Concordo com a posição dos autores. No que diz respeito ao cumprimento das garantias constitucionais, não há o que tergiversar. O cumprimento delas é impositivo, sob pena de nulidade. Faço, apenas, a ressalva de que a nulidade, no caso discutido no artigo, deve estar condicionada à comprovação do prejuízo, que, ao meu ver, existira sempre que o magistrado fizer menção na sentença condenatória, ainda que indireta, às alegações e provas trazidas aos autos pelo delator.

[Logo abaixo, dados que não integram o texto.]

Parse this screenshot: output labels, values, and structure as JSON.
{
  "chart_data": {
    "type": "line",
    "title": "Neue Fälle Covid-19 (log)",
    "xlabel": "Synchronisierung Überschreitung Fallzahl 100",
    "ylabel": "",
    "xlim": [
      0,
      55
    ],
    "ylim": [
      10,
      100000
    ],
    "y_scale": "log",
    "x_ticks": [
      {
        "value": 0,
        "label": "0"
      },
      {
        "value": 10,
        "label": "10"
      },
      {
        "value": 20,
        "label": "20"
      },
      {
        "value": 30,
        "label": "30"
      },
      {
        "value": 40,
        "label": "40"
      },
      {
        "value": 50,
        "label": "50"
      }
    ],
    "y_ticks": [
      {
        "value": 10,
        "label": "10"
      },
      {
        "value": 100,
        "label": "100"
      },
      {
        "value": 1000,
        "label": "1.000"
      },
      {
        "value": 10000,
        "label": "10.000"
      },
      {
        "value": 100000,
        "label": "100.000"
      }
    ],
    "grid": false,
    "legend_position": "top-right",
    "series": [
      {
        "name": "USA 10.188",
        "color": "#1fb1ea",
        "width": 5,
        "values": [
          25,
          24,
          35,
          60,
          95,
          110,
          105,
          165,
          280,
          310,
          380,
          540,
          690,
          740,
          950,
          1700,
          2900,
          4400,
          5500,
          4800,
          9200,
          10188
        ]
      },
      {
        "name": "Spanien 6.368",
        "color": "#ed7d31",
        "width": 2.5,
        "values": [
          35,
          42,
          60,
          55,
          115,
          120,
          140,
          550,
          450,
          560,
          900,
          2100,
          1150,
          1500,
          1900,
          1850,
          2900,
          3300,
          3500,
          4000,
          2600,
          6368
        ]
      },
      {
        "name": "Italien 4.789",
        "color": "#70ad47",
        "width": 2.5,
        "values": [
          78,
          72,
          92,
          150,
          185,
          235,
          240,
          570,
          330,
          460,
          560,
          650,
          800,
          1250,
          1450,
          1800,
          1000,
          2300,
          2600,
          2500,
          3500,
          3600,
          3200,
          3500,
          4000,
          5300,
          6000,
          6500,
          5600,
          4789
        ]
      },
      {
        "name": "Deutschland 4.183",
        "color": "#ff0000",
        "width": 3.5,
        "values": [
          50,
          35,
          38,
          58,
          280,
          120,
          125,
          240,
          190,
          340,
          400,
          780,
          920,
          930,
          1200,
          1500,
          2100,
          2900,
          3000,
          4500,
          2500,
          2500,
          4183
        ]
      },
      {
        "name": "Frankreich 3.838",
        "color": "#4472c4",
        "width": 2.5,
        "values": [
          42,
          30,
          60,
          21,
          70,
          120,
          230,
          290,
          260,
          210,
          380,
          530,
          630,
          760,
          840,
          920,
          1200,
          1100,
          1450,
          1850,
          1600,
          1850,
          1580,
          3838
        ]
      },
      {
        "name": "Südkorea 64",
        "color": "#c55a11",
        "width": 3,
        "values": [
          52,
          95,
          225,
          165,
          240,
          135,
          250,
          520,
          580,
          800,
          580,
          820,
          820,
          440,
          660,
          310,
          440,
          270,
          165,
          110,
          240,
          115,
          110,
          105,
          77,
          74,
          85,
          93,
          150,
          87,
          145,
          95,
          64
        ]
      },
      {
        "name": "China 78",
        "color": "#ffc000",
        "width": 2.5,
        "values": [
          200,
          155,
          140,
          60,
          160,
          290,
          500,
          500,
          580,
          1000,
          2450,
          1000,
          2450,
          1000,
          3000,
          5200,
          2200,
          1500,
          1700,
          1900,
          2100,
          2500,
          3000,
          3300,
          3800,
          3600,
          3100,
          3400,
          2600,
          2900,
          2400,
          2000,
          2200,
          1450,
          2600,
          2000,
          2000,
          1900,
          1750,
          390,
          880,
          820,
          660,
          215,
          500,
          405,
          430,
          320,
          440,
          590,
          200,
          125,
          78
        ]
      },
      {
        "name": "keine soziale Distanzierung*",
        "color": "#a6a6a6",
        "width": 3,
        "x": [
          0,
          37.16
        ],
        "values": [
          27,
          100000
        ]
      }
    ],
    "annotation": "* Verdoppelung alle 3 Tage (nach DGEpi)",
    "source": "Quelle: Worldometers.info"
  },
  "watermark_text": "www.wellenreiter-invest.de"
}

Não obstante, no que se refere às "consequências", quatro considerações:

1. As consequências devem ser analisadas a partir da perspectiva de quem (defesa/acusação)? Ora, se tomada as consequências a partir da ótica da acusação, o condenado será prejudicado, caiando sobre ele as consequências da posição do tribunal que resolveu evitar as consequências para a acusação. Daí vem a segunda consideração.

2. Por que o STF tem de decidir evitar as consequências para a acusação? Qual o critério? Por que a acusação deve ser beneficiada e o acusado, porém, não?

3. Quanto à questão da modulação, que afetará sobremaneira o direito de defesa, por qual motivo a discussão sobre ela não foi aberta para os amigos da corte, tais como defensorias, Conselho Federal da OAB etc.?

4. Quem alega que não pode sofrer consequências tem de, no mínimo, se desincumbir do ônus argumentativo, de modo a apresentar as consequências reais e concretas, fundadas em elementos concretos, palpáveis, e não em mera retórica, prenhe de falácias ad terrorem.